Winning the 1971 Game of the Century at Oklahoma is Manstedt’s most memorable moment as a Husker. His most memorable moment as a fan was watching Nebraska’s 1994 team rally late to beat Miami, 24-17, in the Orange Bowl, giving Osborne his first of three national championships. Manstedt said he learned two valuable lessons from both legendary coaches: 1) “The importance of hard work and perseverance; and 2) the importance of setting and attaining goals.”
Manstedt isn’t the only 2012 Husker Hall-of-Famer uniquely tied to both Devaney and Osborne. Solich played for Devaney and coached under Osborne before succeeding him as head coach. Solich will be inducted into the Nebraska Hall of Fame Friday night, and Husker fans will have the opportunity to show their appreciation for a coach who also was inducted into the Nebraska Football Hall of Fame as a player in 1992.
Solich’s acceptance of his latest Hall-of-Fame honor will be shown on video at Friday night’s banquet as well as on Memorial Stadium’s high-definition screens on Saturday.
Solich was a key cog in the Nebraska football machine for 29 years – four as a player and 25 as a coach.
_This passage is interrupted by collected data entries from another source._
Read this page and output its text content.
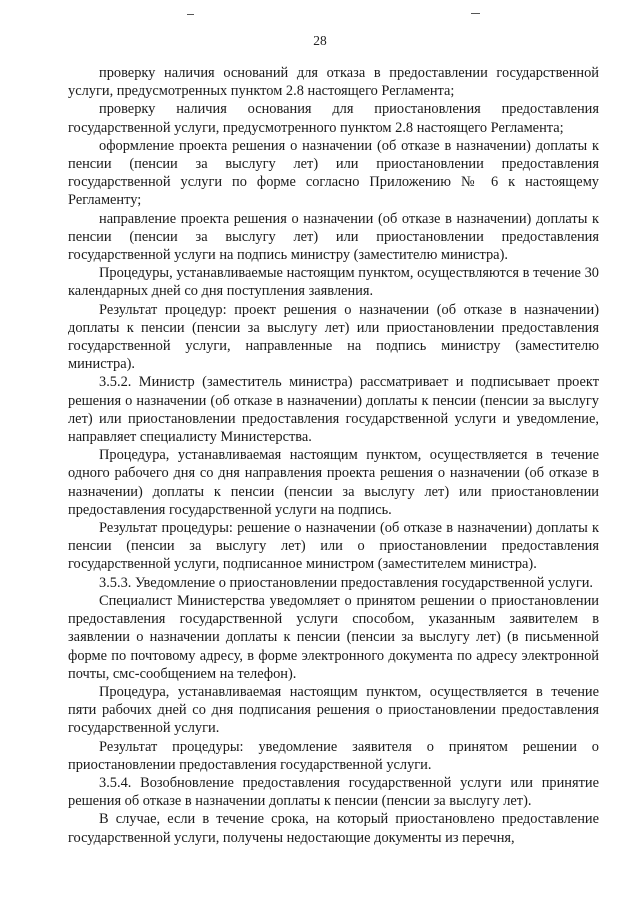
28

проверку наличия оснований для отказа в предоставлении государственной услуги, предусмотренных пунктом 2.8 настоящего Регламента;

проверку наличия основания для приостановления предоставления государственной услуги, предусмотренного пунктом 2.8 настоящего Регламента;

оформление проекта решения о назначении (об отказе в назначении) доплаты к пенсии (пенсии за выслугу лет) или приостановлении предоставления государственной услуги по форме согласно Приложению № 6 к настоящему Регламенту;

направление проекта решения о назначении (об отказе в назначении) доплаты к пенсии (пенсии за выслугу лет) или приостановлении предоставления государственной услуги на подпись министру (заместителю министра).

Процедуры, устанавливаемые настоящим пунктом, осуществляются в течение 30 календарных дней со дня поступления заявления.

Результат процедур: проект решения о назначении (об отказе в назначении) доплаты к пенсии (пенсии за выслугу лет) или приостановлении предоставления государственной услуги, направленные на подпись министру (заместителю министра).

3.5.2. Министр (заместитель министра) рассматривает и подписывает проект решения о назначении (об отказе в назначении) доплаты к пенсии (пенсии за выслугу лет) или приостановлении предоставления государственной услуги и уведомление, направляет специалисту Министерства.

Процедура, устанавливаемая настоящим пунктом, осуществляется в течение одного рабочего дня со дня направления проекта решения о назначении (об отказе в назначении) доплаты к пенсии (пенсии за выслугу лет) или приостановлении предоставления государственной услуги на подпись.

Результат процедуры: решение о назначении (об отказе в назначении) доплаты к пенсии (пенсии за выслугу лет) или о приостановлении предоставления государственной услуги, подписанное министром (заместителем министра).

3.5.3. Уведомление о приостановлении предоставления государственной услуги.

Специалист Министерства уведомляет о принятом решении о приостановлении предоставления государственной услуги способом, указанным заявителем в заявлении о назначении доплаты к пенсии (пенсии за выслугу лет) (в письменной форме по почтовому адресу, в форме электронного документа по адресу электронной почты, смс-сообщением на телефон).

Процедура, устанавливаемая настоящим пунктом, осуществляется в течение пяти рабочих дней со дня подписания решения о приостановлении предоставления государственной услуги.

Результат процедуры: уведомление заявителя о принятом решении о приостановлении предоставления государственной услуги.

3.5.4. Возобновление предоставления государственной услуги или принятие решения об отказе в назначении доплаты к пенсии (пенсии за выслугу лет).

В случае, если в течение срока, на который приостановлено предоставление государственной услуги, получены недостающие документы из перечня,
A member of Bob Devaney’s first recruiting class in 1962, Solich set Nebraska’s single-game rushing record with a 204-yard game against Air Force in 1965, the same year he became an All-Big Eight fullback.
Solich becomes the first dual player/coach member in the history of the Nebraska Football Hall of Fame. Several months ago, Osborne praised Solich’s accomplishments.
Osborne still marvels at Solich’s 58-19 record in his six seasons as NU’s head coach after replacing Osborne. “That’s a winning percentage very near 76 percent (.753 to be exact),” Osborne pointed out. “Frank coached six bowl teams, including two in what would now be BCS bowls (one Rose and one Fiesta, plus two Alamo Bowls, one Holiday Bowl and one Independence Bowl). He won a Big 12 championship, and he played for the national championship.”
This weekend, Solich will earn his rightful place in Nebraska football history. “If you look across the world of college athletics in a 6-year period, Frank was in pretty fast company,” Osborne said. “His winning percentage would be the equal to what Bear Bryant, Woody Hayes and some of the great coaches in the game achieved.”